Mehmet Hakan Atilla, previously imprisoned in the United States for his role in a scheme to evade U.S. sanctions on Iran, decided to resign later in March from his position as the head of the Istanbul Stock Exchange, Bloomberg reported on Friday. 

According to the same report, Atilla is currently on a leave and will return at the annual general meeting of the Stock Exchange at the end of the month. 

Atilla was first arrested in March 2017 in New York, and was found guilty in January 2018 for his role in the sanctions scheme. Iranian-Turkish businessman Reza Zarrab, the architect of the sanctions busting scheme, pled guilty earlier and flipped to be a government witness against Atilla, who served 32 months in a U.S. prison before being released in July 2019.

Evidence provided by the prosecution in the New York trial of Atilla alleged that senior Turkish officials, including Turkish President Recep Tayyip Erdoğan, knew of the scheme.
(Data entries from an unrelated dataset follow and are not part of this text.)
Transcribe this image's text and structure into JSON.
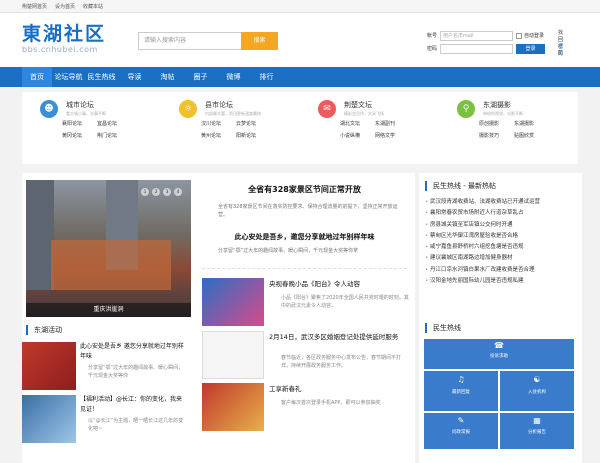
{
  "topbar": [
    "荆楚网首页",
    "设为首页",
    "收藏本站"
  ],
  "logo": {
    "cn": "東湖社区",
    "url": "bbs.cnhubei.com"
  },
  "search": {
    "placeholder": "请输入搜索内容",
    "button": "搜索"
  },
  "login": {
    "account_label": "帐号",
    "account_placeholder": "用户名/Email",
    "auto_login": "自动登录",
    "find_password": "找回密码",
    "password_label": "密码",
    "login_button": "登录",
    "register": "注册"
  },
  "nav": [
    "首页",
    "论坛导航",
    "民生热线",
    "导读",
    "淘帖",
    "圈子",
    "微博",
    "排行"
  ],
  "forums": [
    {
      "title": "城市论坛",
      "sub": "看大城小事，光事不断",
      "icon": "person-icon",
      "color": "#3b8fd9",
      "links": [
        "襄阳论坛",
        "宜昌论坛",
        "黄冈论坛",
        "荆门论坛"
      ]
    },
    {
      "title": "县市论坛",
      "sub": "内部最丰富，资讯更新速度最快",
      "icon": "lightbulb-icon",
      "color": "#f0c02f",
      "links": [
        "汉川论坛",
        "云梦论坛",
        "黄州论坛",
        "阳新论坛"
      ]
    },
    {
      "title": "荆楚文坛",
      "sub": "精彩会员作，文采飞扬",
      "icon": "chat-icon",
      "color": "#ef5b5b",
      "links": [
        "湖北文坛",
        "东湖副刊",
        "小说纵横",
        "网络文学"
      ]
    },
    {
      "title": "东湖摄影",
      "sub": "带给你视觉，光影不断",
      "icon": "utensils-icon",
      "color": "#7ac142",
      "links": [
        "原创摄影",
        "东湖摄影",
        "摄影技巧",
        "贴图欣赏"
      ]
    }
  ],
  "banner": {
    "caption": "重庆洪崖洞",
    "dots": [
      "1",
      "2",
      "3",
      "4"
    ]
  },
  "headline": {
    "title": "全省有328家景区节间正常开放",
    "desc": "全省有328家景区节间在落实防控要求、保持合理流量的前提下，坚持正常开放运营。"
  },
  "headline2": {
    "title": "此心安处是吾乡，邀您分享就地过年别样年味",
    "desc": "分享留“鄂”过大年的趣闻故事、暖心瞬间，千元现金大奖等你拿"
  },
  "news": [
    {
      "title": "央视春晚小品《阳台》令人动容",
      "desc": "小品《阳台》聚焦了2020年全国人民共克时艰的时刻，其中的武汉元素令人动容。"
    },
    {
      "title": "2月14日，武汉多区婚姻登记处提供延时服务",
      "desc": "春节临近，各区政务服务中心发布公告，春节期间不打烊，持续开展政务服务工作。"
    },
    {
      "title": "工享新春礼",
      "desc": "客户每次首次登录手机APP，即可以参加抽奖"
    }
  ],
  "djsection": {
    "title": "东湖活动"
  },
  "djitems": [
    {
      "title": "此心安处是吾乡 邀您分享就地过年别样年味",
      "desc": "分享留“鄂”过大年的趣闻故事、暖心瞬间，千元现金大奖等你"
    },
    {
      "title": "【福利活动】@长江：你的变化，我来见证！",
      "desc": "以“@长江”为主题，晒一晒长江这几年的变化吧~"
    }
  ],
  "sidebar": {
    "hot_title": "民生热线 - 最新热帖",
    "hot_items": [
      "武汉段青湖收费站、法湖收费站已开通试运营",
      "襄阳常春农贸市场附近人行道杂草乱占",
      "房县城关镇至军店镇公交何时开通",
      "蔡甸区光华御江湾房屋验收是否合格",
      "咸宁嘉鱼县舒桥村六组挖鱼塘是否违规",
      "建议襄城区南湖路边增加健身器材",
      "丹江口凉水河镇白果水厂改建收费是否合理",
      "汉阳金地先丽国际幼儿园是否违规私建"
    ],
    "hotline_title": "民生热线",
    "tiles": [
      {
        "label": "投诉求助",
        "icon": "megaphone-icon"
      },
      {
        "label": "最新回复",
        "icon": "bell-icon"
      },
      {
        "label": "入驻机构",
        "icon": "person-badge-icon"
      },
      {
        "label": "问政常报",
        "icon": "chat-bubble-icon"
      },
      {
        "label": "分析报告",
        "icon": "grid-icon"
      }
    ]
  },
  "colors": {
    "brand": "#1a6fc4",
    "accent": "#f5a623"
  }
}
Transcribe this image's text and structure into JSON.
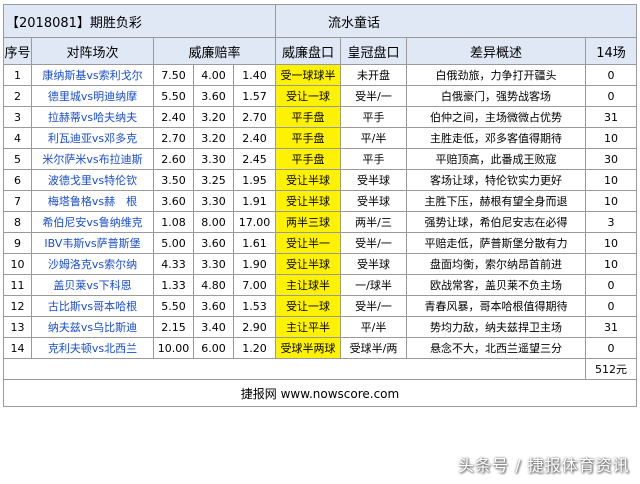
{
  "header": {
    "issue": "【2018081】期胜负彩",
    "author": "流水童话"
  },
  "columns": [
    "序号",
    "对阵场次",
    "威廉赔率",
    "威廉盘口",
    "皇冠盘口",
    "差异概述",
    "14场"
  ],
  "rows": [
    {
      "no": "1",
      "match": "康纳斯基vs索利戈尔",
      "o1": "7.50",
      "o2": "4.00",
      "o3": "1.40",
      "wh": "受一球球半",
      "hg": "未开盘",
      "desc": "白俄劲旅，力争打开疆头",
      "n": "0"
    },
    {
      "no": "2",
      "match": "德里城vs明迪纳摩",
      "o1": "5.50",
      "o2": "3.60",
      "o3": "1.57",
      "wh": "受让一球",
      "hg": "受半/一",
      "desc": "白俄豪门，强势战客场",
      "n": "0"
    },
    {
      "no": "3",
      "match": "拉赫蒂vs哈夫纳夫",
      "o1": "2.40",
      "o2": "3.20",
      "o3": "2.70",
      "wh": "平手盘",
      "hg": "平手",
      "desc": "伯仲之间，主场微微占优势",
      "n": "31"
    },
    {
      "no": "4",
      "match": "利瓦迪亚vs邓多克",
      "o1": "2.70",
      "o2": "3.20",
      "o3": "2.40",
      "wh": "平手盘",
      "hg": "平/半",
      "desc": "主胜走低，邓多客值得期待",
      "n": "10"
    },
    {
      "no": "5",
      "match": "米尔萨米vs布拉迪斯",
      "o1": "2.60",
      "o2": "3.30",
      "o3": "2.45",
      "wh": "平手盘",
      "hg": "平手",
      "desc": "平赔顶高，此番成王败寇",
      "n": "30"
    },
    {
      "no": "6",
      "match": "波德戈里vs特伦钦",
      "o1": "3.50",
      "o2": "3.25",
      "o3": "1.95",
      "wh": "受让半球",
      "hg": "受半球",
      "desc": "客场让球，特伦钦实力更好",
      "n": "10"
    },
    {
      "no": "7",
      "match": "梅塔鲁格vs赫　根",
      "o1": "3.60",
      "o2": "3.30",
      "o3": "1.91",
      "wh": "受让半球",
      "hg": "受半球",
      "desc": "主胜下压，赫根有望全身而退",
      "n": "10"
    },
    {
      "no": "8",
      "match": "希伯尼安vs鲁纳维克",
      "o1": "1.08",
      "o2": "8.00",
      "o3": "17.00",
      "wh": "两半三球",
      "hg": "两半/三",
      "desc": "强势让球，希伯尼安志在必得",
      "n": "3"
    },
    {
      "no": "9",
      "match": "IBV韦斯vs萨普斯堡",
      "o1": "5.00",
      "o2": "3.60",
      "o3": "1.61",
      "wh": "受让半一",
      "hg": "受半/一",
      "desc": "平赔走低，萨普斯堡分散有力",
      "n": "10"
    },
    {
      "no": "10",
      "match": "沙姆洛克vs索尔纳",
      "o1": "4.33",
      "o2": "3.30",
      "o3": "1.90",
      "wh": "受让半球",
      "hg": "受半球",
      "desc": "盘面均衡，索尔纳昂首前进",
      "n": "10"
    },
    {
      "no": "11",
      "match": "盖贝莱vs下科恩",
      "o1": "1.33",
      "o2": "4.80",
      "o3": "7.00",
      "wh": "主让球半",
      "hg": "一/球半",
      "desc": "欧战常客，盖贝莱不负主场",
      "n": "0"
    },
    {
      "no": "12",
      "match": "古比斯vs哥本哈根",
      "o1": "5.50",
      "o2": "3.60",
      "o3": "1.53",
      "wh": "受让一球",
      "hg": "受半/一",
      "desc": "青春风暴，哥本哈根值得期待",
      "n": "0"
    },
    {
      "no": "13",
      "match": "纳夫兹vs乌比斯迪",
      "o1": "2.15",
      "o2": "3.40",
      "o3": "2.90",
      "wh": "主让平半",
      "hg": "平/半",
      "desc": "势均力敌，纳夫兹捍卫主场",
      "n": "31"
    },
    {
      "no": "14",
      "match": "克利夫顿vs北西兰",
      "o1": "10.00",
      "o2": "6.00",
      "o3": "1.20",
      "wh": "受球半两球",
      "hg": "受球半/两",
      "desc": "悬念不大，北西兰遥望三分",
      "n": "0"
    }
  ],
  "total": "512元",
  "footer": "捷报网 www.nowscore.com",
  "watermark": "头条号 / 捷报体育资讯",
  "colors": {
    "header_bg": "#dfe8f4",
    "highlight": "#fff200",
    "link": "#1a4fc7",
    "border": "#9a9a9a"
  }
}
Turkish officials said Atilla was completely innocent of the charges and branded the trial as a conspiracy against Erdoğan's government. Atilla was appointed to head the Exchange by then-Finance and Treasury Minister Berat Albayrak as soon as he returned to Turkey.

Albayrak, Atilla's good friend and Erdoğan's son-in-law, abruptly resigned from his post a day after some major U.S. news networks announced Joe Biden's election victory.

The trial of Halkbank, where the Turkish state-owned lender faces charges of money laundering and U.S. sanctions evasion in favour of Iran, will commence in May 2021. 

Halkbank was indicted last year for its role in circumventing U.S. sanctions against Iran between 2010 and 2016. Former President Donald J.Trump attempted to get the Department of Justice to drop the case. “Erdoğan was completely focused on getting Halkbank out of the investigation and potential prosecution, he was constantly saying that the investigation should be settled or dismissed,” John Bolton, Trump’s former national security adviser told Der Spiegel on Wednesday. 

The U.S. Court of Appeals for the Second Circuit in New York is currently looking at the case, evaluating the Halkbank's request for dismissal.